Step Hyp Ref Expression
1 lsatset.v 
 |-  V = ( Base ` W )
2 lsatset.n 
 |-  N = ( LSpan ` W )
3 lsatset.z 
 |-  .0. = ( 0g ` W )
4 lsatset.a 
 |-  A = ( LSAtoms ` W )
5 elex 
 |-  ( W e.

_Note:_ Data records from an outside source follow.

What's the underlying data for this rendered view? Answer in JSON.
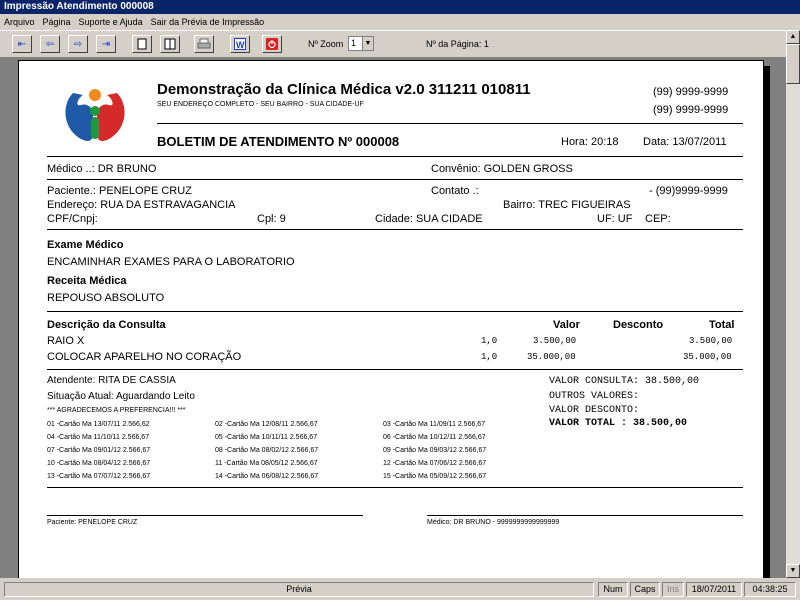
{
  "window": {
    "title": "Impressão Atendimento 000008"
  },
  "menu": [
    "Arquivo",
    "Página",
    "Suporte e Ajuda",
    "Sair da Prévia de Impressão"
  ],
  "toolbar": {
    "zoom_label": "Nº Zoom",
    "zoom_value": "1",
    "page_label": "Nº da Página: 1"
  },
  "report": {
    "clinic_name": "Demonstração da Clínica Médica v2.0 311211 010811",
    "address": "SEU ENDEREÇO COMPLETO - SEU BAIRRO - SUA CIDADE-UF",
    "phone1": "(99) 9999-9999",
    "phone2": "(99) 9999-9999",
    "bulletin": "BOLETIM DE ATENDIMENTO Nº 000008",
    "time": "Hora: 20:18",
    "date": "Data: 13/07/2011",
    "doctor": "Médico ..: DR BRUNO",
    "insurance": "Convênio: GOLDEN GROSS",
    "patient": "Paciente.: PENELOPE CRUZ",
    "contact": "Contato .:",
    "contact_phone": "- (99)9999-9999",
    "address_line": "Endereço: RUA DA ESTRAVAGANCIA",
    "neighborhood": "Bairro: TREC FIGUEIRAS",
    "cpf": "CPF/Cnpj:",
    "cpl": "Cpl: 9",
    "city": "Cidade: SUA CIDADE",
    "uf": "UF: UF",
    "cep": "CEP:",
    "exam_title": "Exame Médico",
    "exam_text": "ENCAMINHAR EXAMES PARA O LABORATORIO",
    "prescription_title": "Receita Médica",
    "prescription_text": "REPOUSO ABSOLUTO",
    "items_header": {
      "desc": "Descrição da Consulta",
      "value": "Valor",
      "discount": "Desconto",
      "total": "Total"
    },
    "items": [
      {
        "desc": "RAIO X",
        "qty": "1,0",
        "value": "3.500,00",
        "total": "3.500,00"
      },
      {
        "desc": "COLOCAR APARELHO NO CORAÇÃO",
        "qty": "1,0",
        "value": "35.000,00",
        "total": "35.000,00"
      }
    ],
    "attendant": "Atendente: RITA DE CASSIA",
    "situation": "Situação Atual: Aguardando Leito",
    "thanks": "*** AGRADECEMOS A PREFERENCIA!!! ***",
    "summary": [
      "VALOR CONSULTA: 38.500,00",
      "OUTROS VALORES:",
      "VALOR DESCONTO:",
      "VALOR TOTAL   : 38.500,00"
    ],
    "installments": [
      "01 -Cartão Ma 13/07/11  2.566,62",
      "02 -Cartão Ma 12/08/11  2.566,67",
      "03 -Cartão Ma 11/09/11  2.566,67",
      "04 -Cartão Ma 11/10/11  2.566,67",
      "05 -Cartão Ma 10/11/11  2.566,67",
      "06 -Cartão Ma 10/12/11  2.566,67",
      "07 -Cartão Ma 09/01/12  2.566,67",
      "08 -Cartão Ma 08/02/12  2.566,67",
      "09 -Cartão Ma 09/03/12  2.566,67",
      "10 -Cartão Ma 08/04/12  2.566,67",
      "11 -Cartão Ma 08/05/12  2.566,67",
      "12 -Cartão Ma 07/06/12  2.566,67",
      "13 -Cartão Ma 07/07/12  2.566,67",
      "14 -Cartão Ma 06/08/12  2.566,67",
      "15 -Cartão Ma 05/09/12  2.566,67"
    ],
    "sign_patient": "Paciente: PENELOPE CRUZ",
    "sign_doctor": "Médico: DR BRUNO - 9999999999999999"
  },
  "status": {
    "mode": "Prévia",
    "num": "Num",
    "caps": "Caps",
    "ins": "Ins",
    "date": "18/07/2011",
    "time": "04:38:25"
  }
}
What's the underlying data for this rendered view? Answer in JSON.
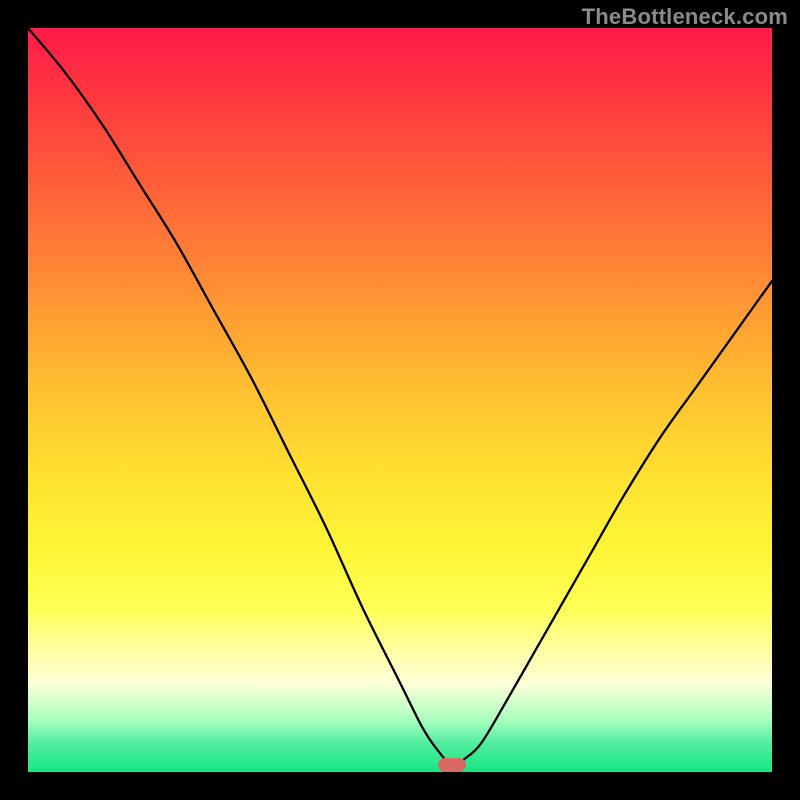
{
  "watermark": "TheBottleneck.com",
  "marker": {
    "x_pct": 57.1,
    "y_ref": "bottom",
    "color": "#d96a62"
  },
  "colors": {
    "frame_bg": "#000000",
    "top": "#ff1a4a",
    "bottom": "#17e683",
    "marker": "#d96a62"
  },
  "chart_data": {
    "type": "line",
    "title": "",
    "xlabel": "",
    "ylabel": "",
    "xlim": [
      0,
      100
    ],
    "ylim": [
      0,
      100
    ],
    "x": [
      0,
      5,
      10,
      15,
      20,
      25,
      30,
      35,
      40,
      45,
      50,
      53,
      55,
      57,
      59,
      61,
      64,
      68,
      72,
      76,
      80,
      85,
      90,
      95,
      100
    ],
    "values": [
      100,
      94,
      87,
      79,
      71,
      62,
      53,
      43,
      33,
      22,
      12,
      6,
      3,
      1,
      2,
      4,
      9,
      16,
      23,
      30,
      37,
      45,
      52,
      59,
      66
    ],
    "annotations": [
      {
        "type": "marker",
        "x": 57,
        "y": 0,
        "label": ""
      }
    ]
  }
}
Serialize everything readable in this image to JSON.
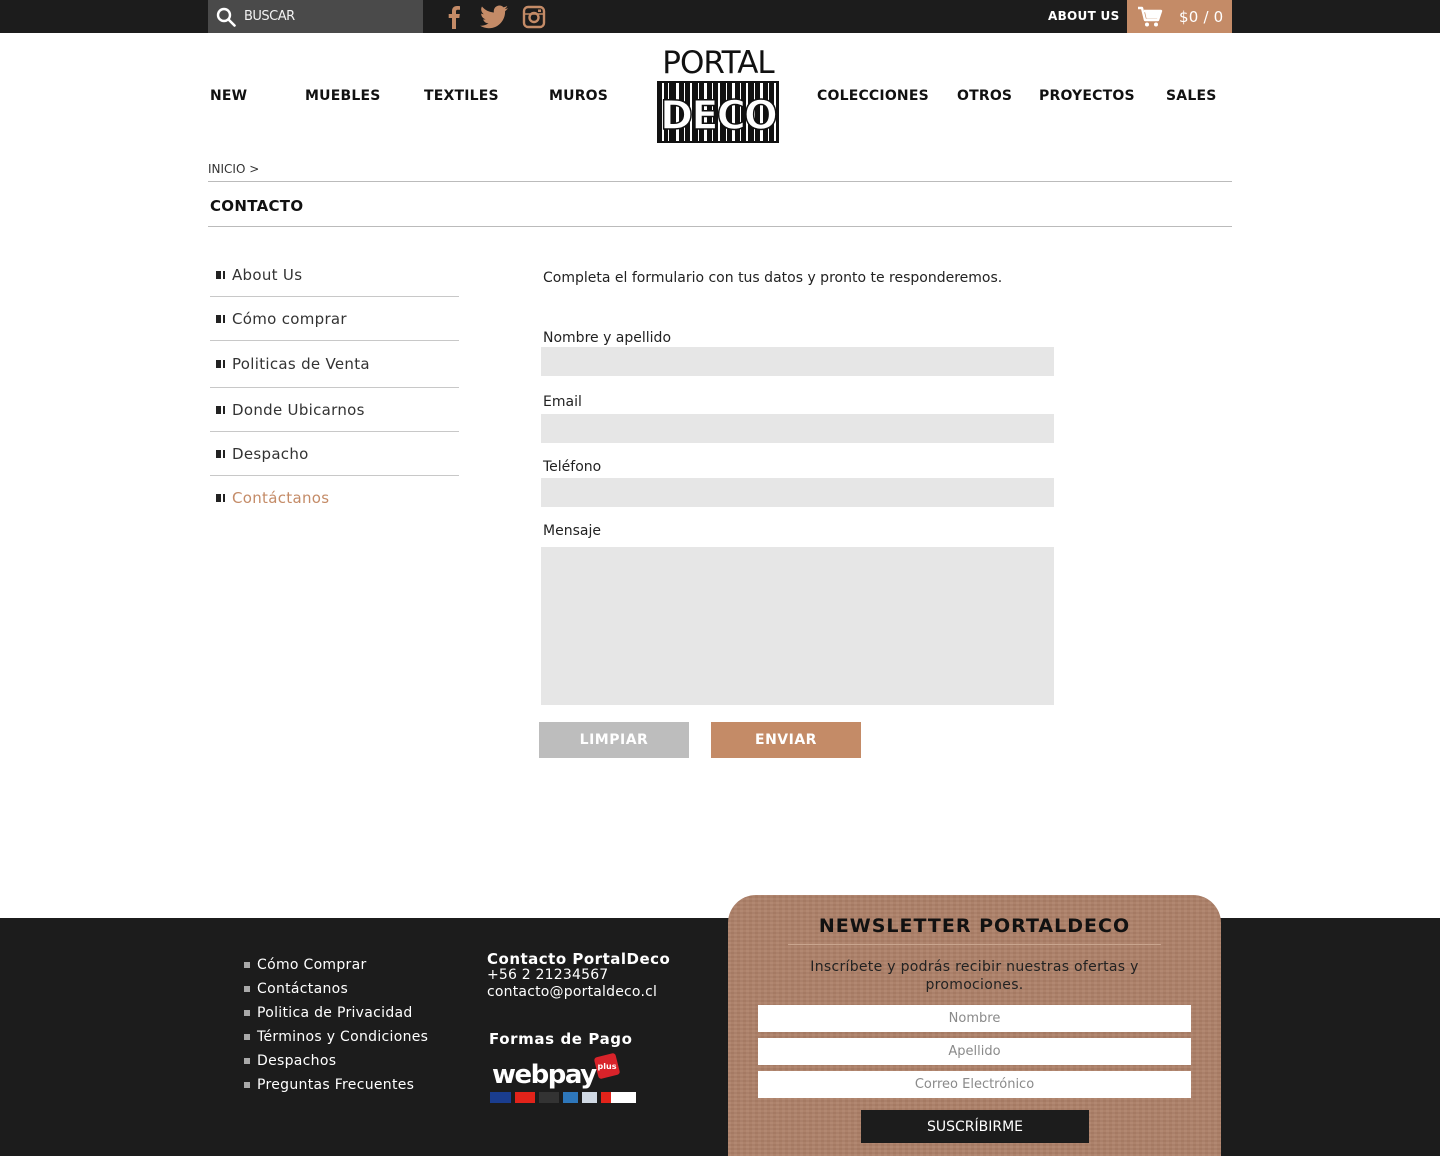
{
  "topbar": {
    "search_placeholder": "BUSCAR",
    "about_label": "ABOUT US",
    "cart_value": "$0 / 0"
  },
  "nav": {
    "left": [
      "NEW",
      "MUEBLES",
      "TEXTILES",
      "MUROS"
    ],
    "right": [
      "COLECCIONES",
      "OTROS",
      "PROYECTOS",
      "SALES"
    ]
  },
  "logo": {
    "line1": "PORTAL",
    "line2": "DECO"
  },
  "breadcrumb": "INICIO >",
  "page_title": "CONTACTO",
  "side_menu": {
    "items": [
      "About Us",
      "Cómo comprar",
      "Politicas de Venta",
      "Donde Ubicarnos",
      "Despacho",
      "Contáctanos"
    ]
  },
  "form": {
    "intro": "Completa el formulario con tus datos y pronto te responderemos.",
    "labels": {
      "name": "Nombre y apellido",
      "email": "Email",
      "phone": "Teléfono",
      "message": "Mensaje"
    },
    "clear_label": "LIMPIAR",
    "send_label": "ENVIAR"
  },
  "footer": {
    "links": [
      "Cómo Comprar",
      "Contáctanos",
      "Politica de Privacidad",
      "Términos y Condiciones",
      "Despachos",
      "Preguntas Frecuentes"
    ],
    "contact_title": "Contacto PortalDeco",
    "phone": "+56 2 21234567",
    "email": "contacto@portaldeco.cl",
    "payment_title": "Formas de Pago",
    "webpay_word": "webpay",
    "webpay_badge": "plus"
  },
  "newsletter": {
    "title": "NEWSLETTER PORTALDECO",
    "text": "Inscríbete y podrás recibir nuestras ofertas y promociones.",
    "name_placeholder": "Nombre",
    "lastname_placeholder": "Apellido",
    "email_placeholder": "Correo Electrónico",
    "subscribe_label": "SUSCRÍBIRME"
  },
  "colors": {
    "accent": "#c48b67",
    "dark": "#1c1c1c",
    "field": "#e6e6e6",
    "newsletter_bg": "#ad8068"
  }
}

X -> W e. _V )
6 fveq2 
 |-  ( w = W -> ( Base ` w ) = ( Base ` W ) )
7 6 1 eqtr4di 
 |-  ( w = W -> ( Base ` w ) = V )
8 fveq2 
 |-  ( w = W -> ( 0g ` w ) = ( 0g ` W ) )
9 8 3 eqtr4di 
 |-  ( w = W -> ( 0g ` w ) = .0. )
10 9 sneqd 
 |-  ( w = W -> { ( 0g ` w ) } = { .0. } )
11 7 10 difeq12d 
 |-  ( w = W -> ( ( Base ` w ) \ { ( 0g ` w ) } ) = ( V \ { .0. } ) )
12 fveq2 
 |-  ( w = W -> ( LSpan ` w ) = ( LSpan ` W ) )
13 12 2 eqtr4di 
 |-  ( w = W -> ( LSpan ` w ) = N )
14 13 fveq1d 
 |-  ( w = W -> ( ( LSpan ` w ) ` { v } ) = ( N ` { v } ) )
15 11 14 mpteq12dv 
 |-  ( w = W -> ( v e. ( ( Base ` w ) \ { ( 0g ` w ) } ) |-> ( ( LSpan ` w ) ` { v } ) ) = ( v e. ( V \ { .0. } ) |-> ( N ` { v } ) ) )
16 15 rneqd 
 |-  ( w = W -> ran ( v e. ( ( Base ` w ) \ { ( 0g ` w ) } ) |-> ( ( LSpan ` w ) ` { v } ) ) = ran ( v e. ( V \ { .0. } ) |-> ( N ` { v } ) ) )
17 df-lsatoms 
 |-  LSAtoms = ( w e. _V |-> ran ( v e. ( ( Base ` w ) \ { ( 0g ` w ) } ) |-> ( ( LSpan ` w ) ` { v } ) ) )
18 2 fvexi 
 |-  N e. _V
19 18 rnex 
 |-  ran N e. _V
20 p0ex 
 |-  { (/) } e. _V
21 19 20 unex 
 |-  ( ran N u. { (/) } ) e. _V
22 eqid 
 |-  ( v e. ( V \ { .0. } ) |-> ( N ` { v } ) ) = ( v e. ( V \ { .0. } ) |-> ( N ` { v } ) )
23 fvrn0 
 |-  ( N ` { v } ) e. ( ran N u. { (/) } )
24 23 a1i 
 |-  ( v e. ( V \ { .0. } ) -> ( N ` { v } ) e. ( ran N u. { (/) } ) )
25 22 24 fmpti 
 |-  ( v e. ( V \ { .0. } ) |-> ( N ` { v } ) ) : ( V \ { .0. } ) --> ( ran N u. { (/) } )
26 frn 
 |-  ( ( v e. ( V \ { .0. } ) |-> ( N ` { v } ) ) : ( V \ { .0. } ) --> ( ran N u. { (/) } ) -> ran ( v e. ( V \ { .0. } ) |-> ( N ` { v } ) ) C_ ( ran N u. { (/) } ) )
27 25 26 ax-mp 
 |-  ran ( v e. ( V \ { .0. } ) |-> ( N ` { v } ) ) C_ ( ran N u. { (/) } )
28 21 27 ssexi 
 |-  ran ( v e. ( V \ { .0. } ) |-> ( N ` { v } ) ) e. _V
29 16 17 28 fvmpt 
 |-  ( W e. _V -> ( LSAtoms ` W ) = ran ( v e. ( V \ { .0. } ) |-> ( N ` { v } ) ) )
30 5 29 syl 
 |-  ( W e. X -> ( LSAtoms ` W ) = ran ( v e. ( V \ { .0. } ) |-> ( N ` { v } ) ) )
31 4 30 syl5eq 
 |-  ( W e. X -> A = ran ( v e. ( V \ { .0. } ) |-> ( N ` { v } ) ) )